Полоз рассмеялся и нагнулся к Есене:
– Я чуть не забыл, сними медальон, чтобы лекарь его не увидел.
Есеня кивнул и быстро снял цепочку с шеи. В это время дверь распахнулась, и из нее вышла старушка, которую под руку поддерживал юноша, одетый немногим лучше Есени. Доктор – высокий и очень красивый мужчина лет сорока – попрощался с этой парой и посмотрел на Полоза.
– Здравствуйте. Вы ко мне?
– Да.
– Видите ли, сегодня вторник, а бесплатных пациентов я принимаю в понедельник, среду и пятницу... – извиняясь, пробормотал доктор, опустив голову.
– Я заплачу, – кивнул Полоз.
– Я нисколько не хотел вас обидеть, но вы нездешние и я должен был предупредить...
– Ерунда. Хотите, я заплачу вам вперед?
– Нет, что вы... проходите.
Есеня сунул медальон Полозу в руки и встал.
Кабинет доктора был огромным и белым и, несмотря на утренний, и вовсе не ранний, час, там в изобилии горели свечи. Доктор подошел к рукомойнику и сполоснул руки, а Полоз подтолкнул Есеню вперед, к стулу с высокой спинкой.
– И кто из вас болен? – с улыбкой спросил доктор и указал Полозу на стул.
– Он, – Полоз кивнул на Есеню, – парень примерно месяц назад переболел воспалением легких, в довольно тяжелой форме, а теперь ему несколько ночей довелось провести на улице, и у него снова начался кашель.

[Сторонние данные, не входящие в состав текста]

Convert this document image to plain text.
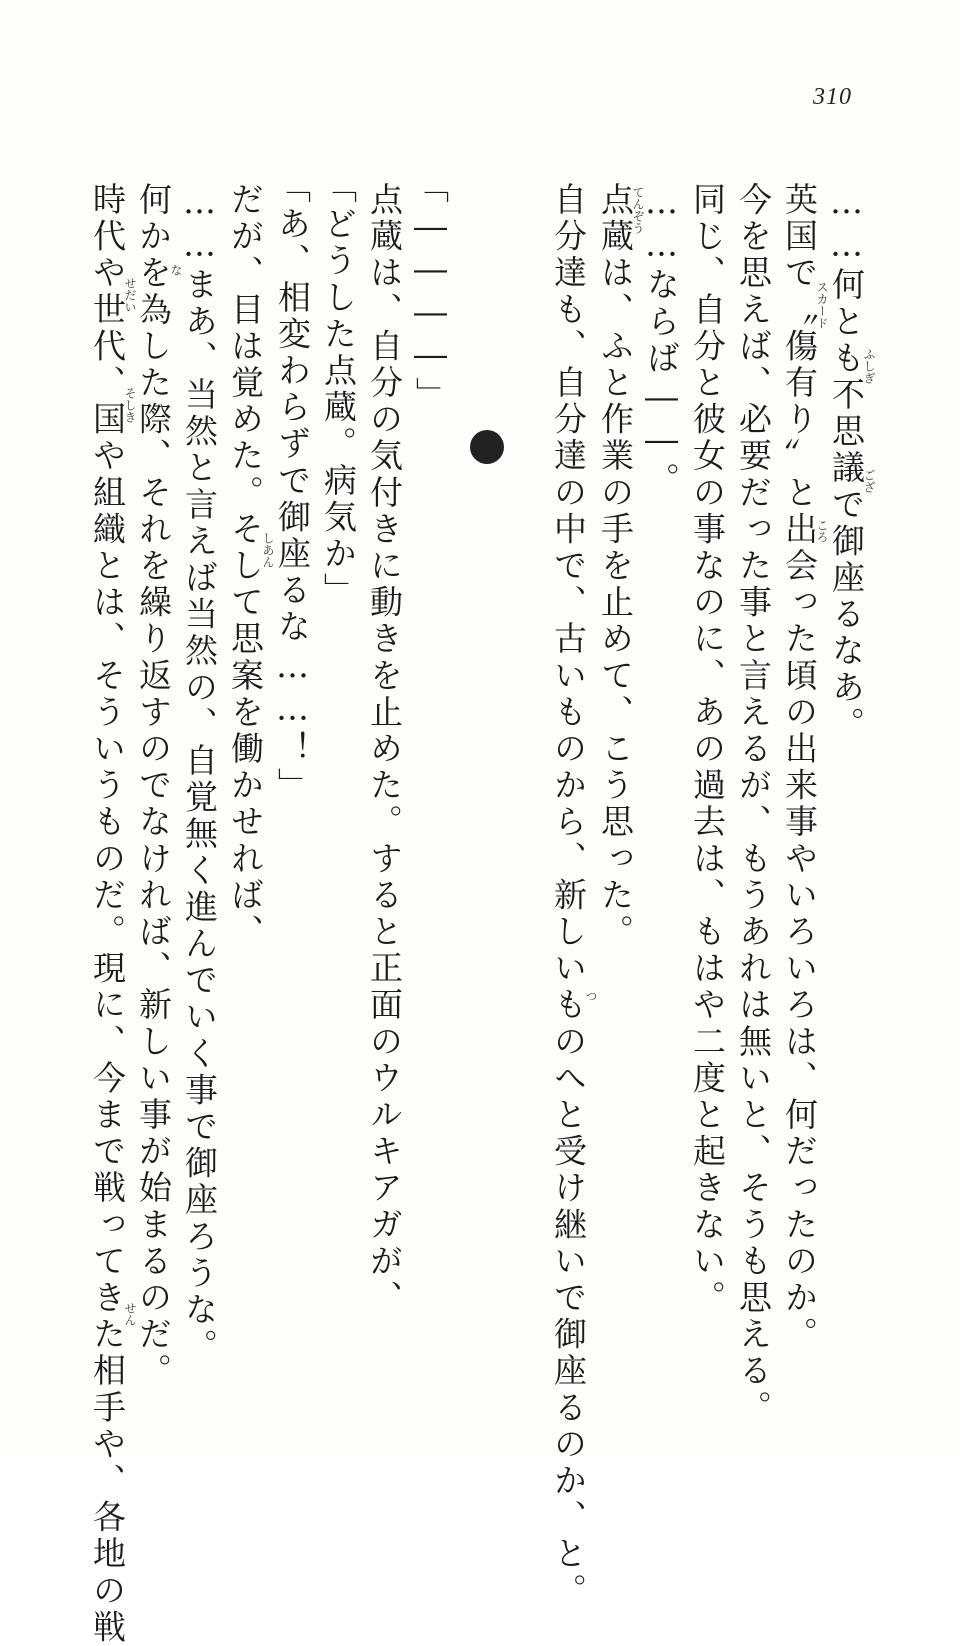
310
……何とも不思議で御座るなあ。
英国で〝傷有り〟と出会った頃の出来事やいろいろは、何だったのか。
今を思えば、必要だった事と言えるが、もうあれは無いと、そうも思える。
同じ、自分と彼女の事なのに、あの過去は、もはや二度と起きない。
……ならば――。
点蔵は、ふと作業の手を止めて、こう思った。
自分達も、自分達の中で、古いものから、新しいものへと受け継いで御座るのか、と。
「――――」
点蔵は、自分の気付きに動きを止めた。すると正面のウルキアガが、
「どうした点蔵。病気か」
「あ、相変わらずで御座るな……！」
だが、目は覚めた。そして思案を働かせれば、
……まあ、当然と言えば当然の、自覚無く進んでいく事で御座ろうな。
何かを為した際、それを繰り返すのでなければ、新しい事が始まるのだ。
時代や世代、国や組織とは、そういうものだ。現に、今まで戦ってきた相手や、各地の戦	ふしぎ
ござ
スカード
ころ
てんぞう
つ
しあん
な
そしき
せだい
せん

– Раздевайтесь, юноша. Как вы себя чувствуете?
К Есене еще никто не обращался на «вы», и это его рассмешило.
– Мы чувствуем себя отлично, – хохотнул он и через голову скинул рубаху.
Доктор взял со стола трубку, с обеих сторон похожую на дудку – у лекаря в Олехове была точно такая же – и прижал ее Есене к груди.

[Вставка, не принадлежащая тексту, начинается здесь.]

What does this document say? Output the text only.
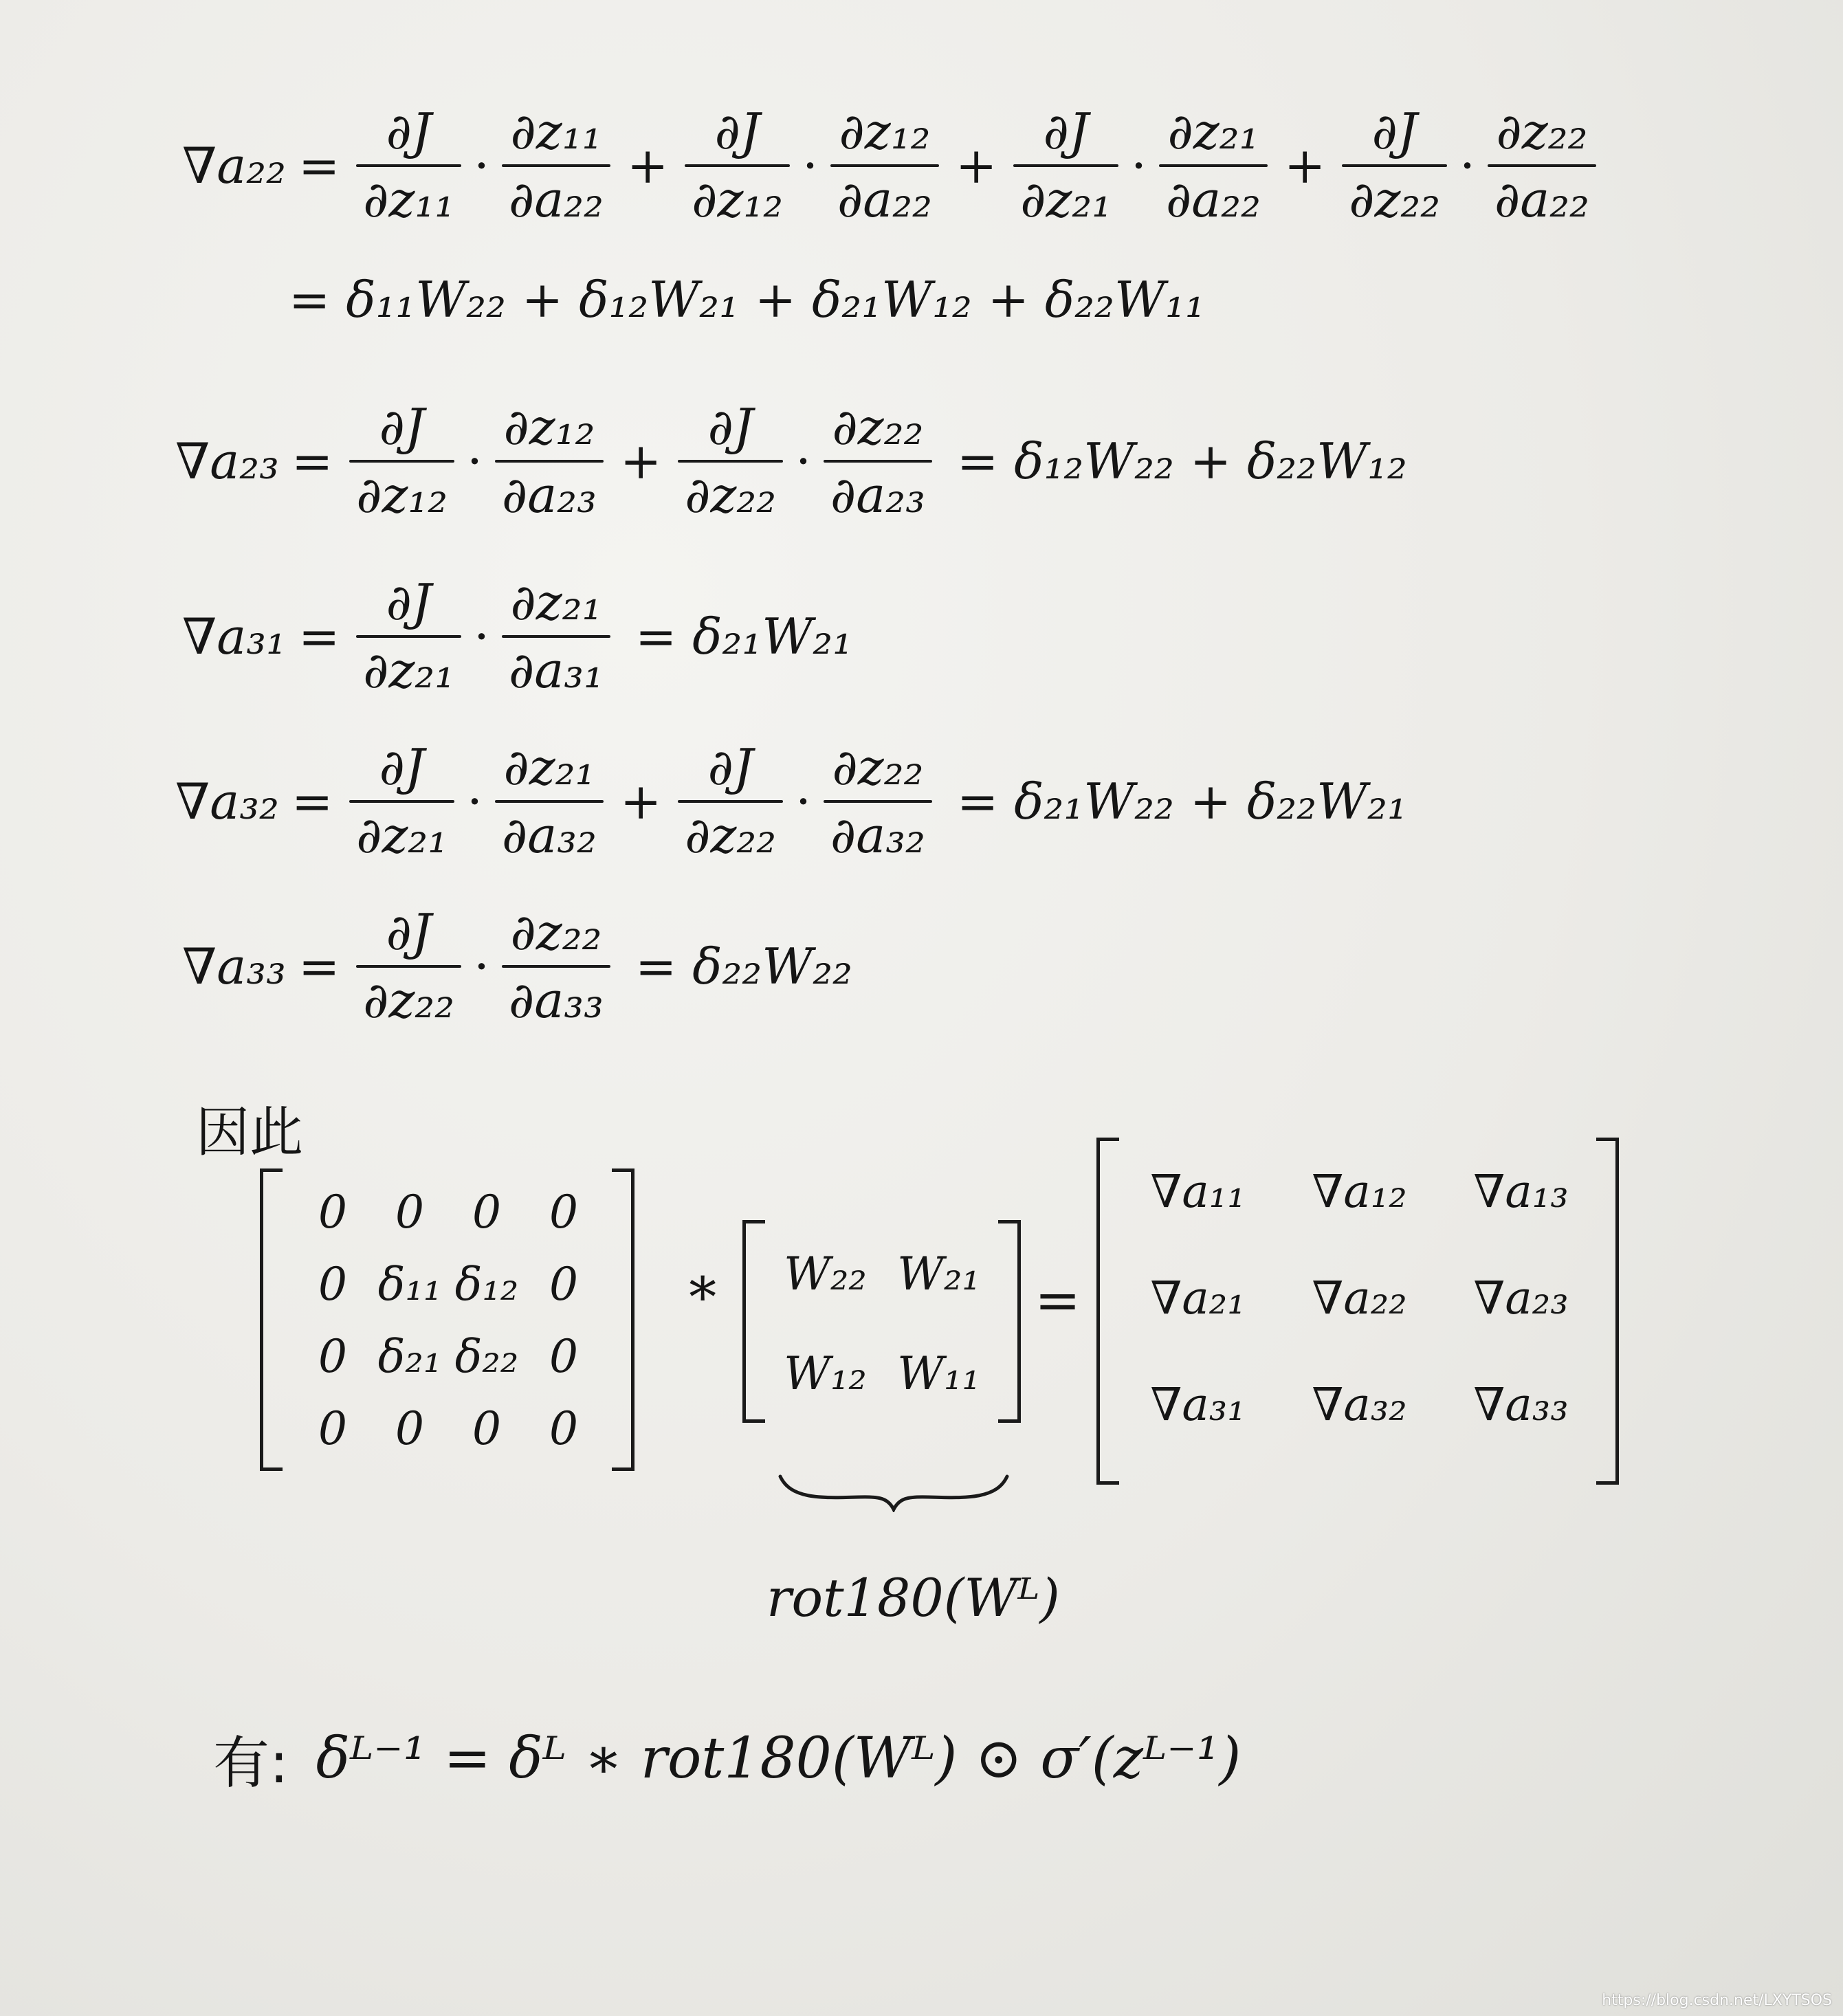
$\nabla a_{22} = \frac{\partial J}{\text{∂z₁₁}} \cdot \frac{\text{∂z₁₁}}{\text{∂a₂₂}} + \frac{\partial J}{\text{∂z₁₂}} \cdot \frac{\text{∂z₁₂}}{\text{∂a₂₂}} + \frac{\partial J}{\text{∂z₂₁}} \cdot \frac{\text{∂z₂₁}}{\text{∂a₂₂}} + \frac{\partial J}{\text{∂z₂₂}} \cdot \frac{\text{∂z₂₂}}{\text{∂a₂₂}}$
= δ₁₁W₂₂ + δ₁₂W₂₁ + δ₂₁W₁₂ + δ₂₂W₁₁
$\nabla a_{23} = \frac{\partial J}{\text{∂z₁₂}} \cdot \frac{\text{∂z₁₂}}{\text{∂a₂₃}} + \frac{\partial J}{\text{∂z₂₂}} \cdot \frac{\text{∂z₂₂}}{\text{∂a₂₃}} = \delta_{12}W_{22} + \delta_{22}W_{12}$
$\nabla a_{31} = \frac{\partial J}{\text{∂z₂₁}} \cdot \frac{\text{∂z₂₁}}{\text{∂a₃₁}} = \delta_{21}W_{21}$
$\nabla a_{32} = \frac{\partial J}{\text{∂z₂₁}} \cdot \frac{\text{∂z₂₁}}{\text{∂a₃₂}} + \frac{\partial J}{\text{∂z₂₂}} \cdot \frac{\text{∂z₂₂}}{\text{∂a₃₂}} = \delta_{21}W_{22} + \delta_{22}W_{21}$
$\nabla a_{33} = \frac{\partial J}{\text{∂z₂₂}} \cdot \frac{\text{∂z₂₂}}{\text{∂a₃₃}} = \delta_{22}W_{22}$
因此
0	0	0	0
0 δ₁₁ δ₁₂ 0
0 δ₂₁ δ₂₂ 0
0	0	0	0
∗	W₂₂ W₂₁
W₁₂ W₁₁
rot180(Wᴸ)
=
∇a₁₁	∇a₁₂	∇a₁₃
∇a₂₁	∇a₂₂	∇a₂₃
∇a₃₁	∇a₃₂	∇a₃₃
有: δᴸ⁻¹ = δᴸ ∗ rot180(Wᴸ) ⊙ σ′(zᴸ⁻¹)
https://blog.csdn.net/LXYTSOS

– Правосторонний процесс был? – через некоторое время спросил он.
– Да, – ответил Полоз.
– Пока не вижу ничего страшного, повернитесь спиной.
Есеня покорно развернулся и доктор на пару секунд замер.

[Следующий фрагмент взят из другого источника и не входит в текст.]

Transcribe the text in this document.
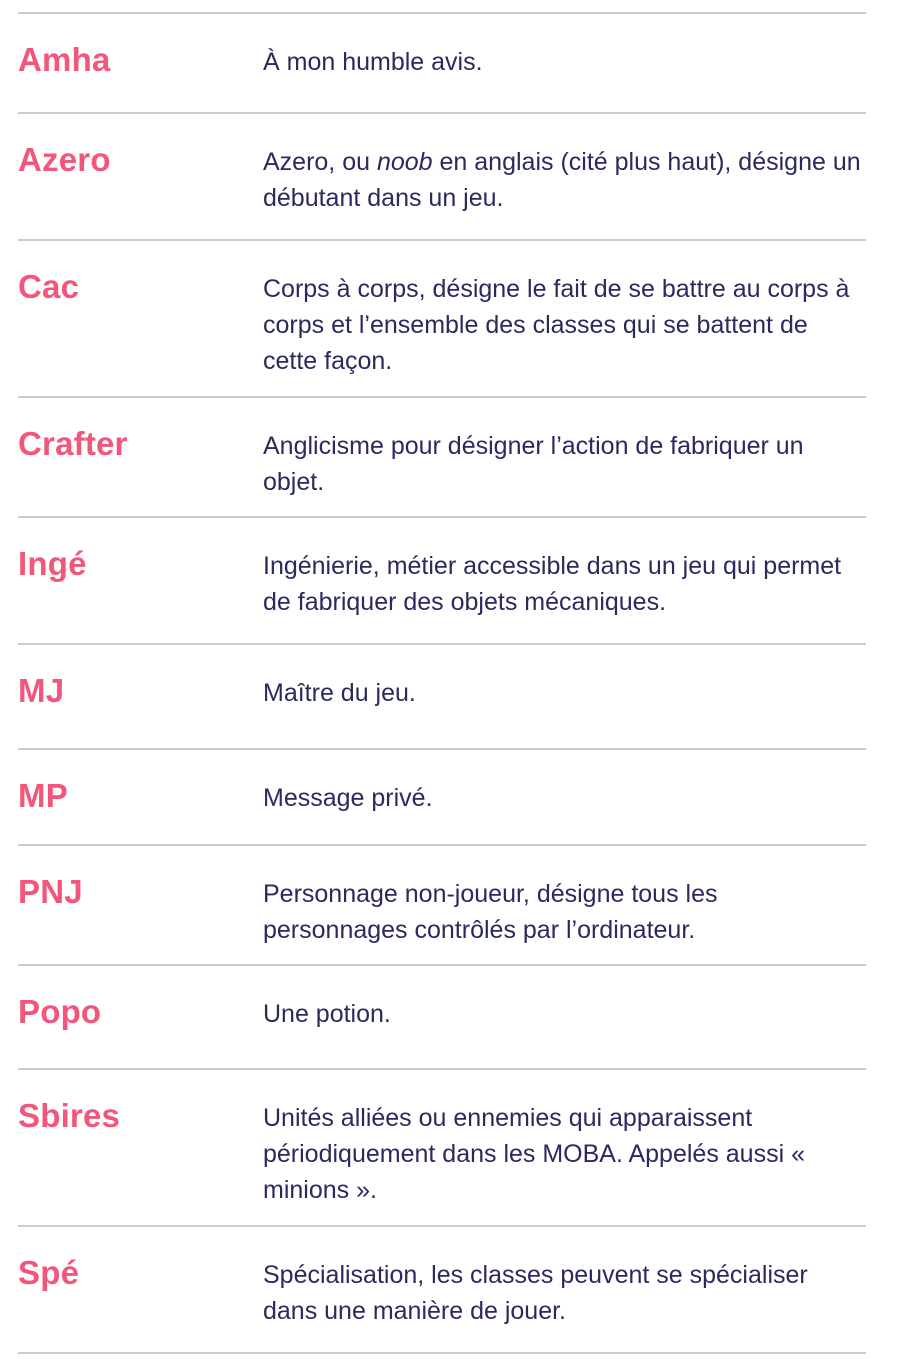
Amha	À mon humble avis.
Azero	Azero, ou noob en anglais (cité plus haut), désigne un débutant dans un jeu.
Cac	Corps à corps, désigne le fait de se battre au corps à corps et l’ensemble des classes qui se battent de cette façon.
Crafter	Anglicisme pour désigner l’action de fabriquer un objet.
Ingé	Ingénierie, métier accessible dans un jeu qui permet de fabriquer des objets mécaniques.
MJ	Maître du jeu.
MP	Message privé.
PNJ	Personnage non-joueur, désigne tous les personnages contrôlés par l’ordinateur.
Popo	Une potion.
Sbires	Unités alliées ou ennemies qui apparaissent périodiquement dans les MOBA. Appelés aussi « minions ».
Spé	Spécialisation, les classes peuvent se spécialiser dans une manière de jouer.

– Я полагаю, отец не мог сотворить такого с ребенком... – пробормотал он и развернул Есеню спиной к свету.
– Это я в мастерской работал, – снова хохотнул Есеня.
– К ссадинам прикладывайте полотенца, смоченные в солевом растворе, две чайные ложки на небольшую кружку, – доктор повернулся к Полозу, – соль вытянет всю грязь. Примерно три раза в день, пока не очистятся раны.
Доктор осторожно прижал трубку Есене к спине, и велел глубоко дышать. Потом заглянул в рот, оттопырил ему оба уха по очереди, и велел одеваться.
– Конечно, здоровым я бы его не назвал, – доктор сел, – но и больным его считать не следует. Бронхит, небольшой, как следствие воспаления легких, истощение, раны. Я думаю, хороший уход, тепло, и нормальное питание – все, что ему нужно. Побольше ягод, яблок, молочного. На ночь давайте горячее молоко с медом.
Есеня облизнулся: молоко с медом – это как раз то, против чего он ни разу не возражал.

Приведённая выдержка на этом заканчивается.